Mandated benefits are the reason insurance is more expensive in some states than others, and interstate sales would lower premiums by allowing people to forgo benefits they don’t want.
REALITY: Mandated benefits add, according to the NAIC, about 5% to the cost of a policy.
Insurance Guide Analysis: Interstate sales would allow some insurers to use the insurance laws in some states to cherry-pick the best customers by avoiding consumer protections that require them to cover individuals with preexisting conditions and limit their ability to charge higher prices for older, sicker customers. Some states of course have strict rules that could be circumvented easily through interstate commerce. That would be a surprise to many employers and insureds who have become accustomed to quality insurance benefits and eligibility rules.
Interstate sales will simply provide people with more options.
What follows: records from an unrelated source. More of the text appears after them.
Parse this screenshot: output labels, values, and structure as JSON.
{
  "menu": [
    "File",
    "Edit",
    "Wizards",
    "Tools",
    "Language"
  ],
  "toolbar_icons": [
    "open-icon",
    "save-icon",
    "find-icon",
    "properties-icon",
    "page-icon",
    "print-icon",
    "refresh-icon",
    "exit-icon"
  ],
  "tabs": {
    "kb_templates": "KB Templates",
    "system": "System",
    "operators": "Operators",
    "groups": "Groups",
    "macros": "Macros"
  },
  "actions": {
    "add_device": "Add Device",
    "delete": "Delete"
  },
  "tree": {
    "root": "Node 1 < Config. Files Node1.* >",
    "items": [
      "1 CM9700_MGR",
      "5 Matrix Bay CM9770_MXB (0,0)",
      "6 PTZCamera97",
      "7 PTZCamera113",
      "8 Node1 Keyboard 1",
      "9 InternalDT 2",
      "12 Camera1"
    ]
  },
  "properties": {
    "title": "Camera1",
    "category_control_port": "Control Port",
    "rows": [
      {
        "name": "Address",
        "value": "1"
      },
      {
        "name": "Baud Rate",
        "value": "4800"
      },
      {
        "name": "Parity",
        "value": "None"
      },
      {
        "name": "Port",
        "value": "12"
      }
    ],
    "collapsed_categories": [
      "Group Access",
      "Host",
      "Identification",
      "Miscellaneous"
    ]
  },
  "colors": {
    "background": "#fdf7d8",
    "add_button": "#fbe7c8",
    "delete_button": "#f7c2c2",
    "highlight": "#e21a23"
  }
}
People who don't want interstate policies can keep the coverage they currently have.
REALITY: Interstate sales would actually reduce the options available to consumers.
Insurance Guide Analysis:Out-of-state insurers would be able to lure healthy enrollees away from existing insurance because of lower premiums. Those groups would then become progressively sicker and more expensive until they ultimately fail. Insurers that currently comply with state consumer protections and the employers who purchase coverage from them would be forced by out-of-state competitors to evade them as well. The result would be that insurance policies would cover less and less, as insurers try to design polices that discourage the sickest customers from applying.
Policies sold across state lines would be governed “cooperatively” by the states with no loss of consumer protection.
REALITY: Allowing insurance to be sold across state lines would eliminate the ability of insurance regulators to assist consumers.
Insurance Guide Analysis: We have tate-based regulatory oversight for a reason, what power would insurace regulators have if the system were fundamantally altered this way. Our industry has the quality it does in large part due to the insurance regulations and tradition of compliance our industry sees as essential.
It has been my experience based on 15 years in the industry that the vast majority of insurance agents and insurance company staff, see and embrace the value of quality consumer protections that insurance regulations, mandates, rating rules, and marketing guidelines provide. Eroding those regulations state-by-state would imperil our industry much like it did to Wall Street recently.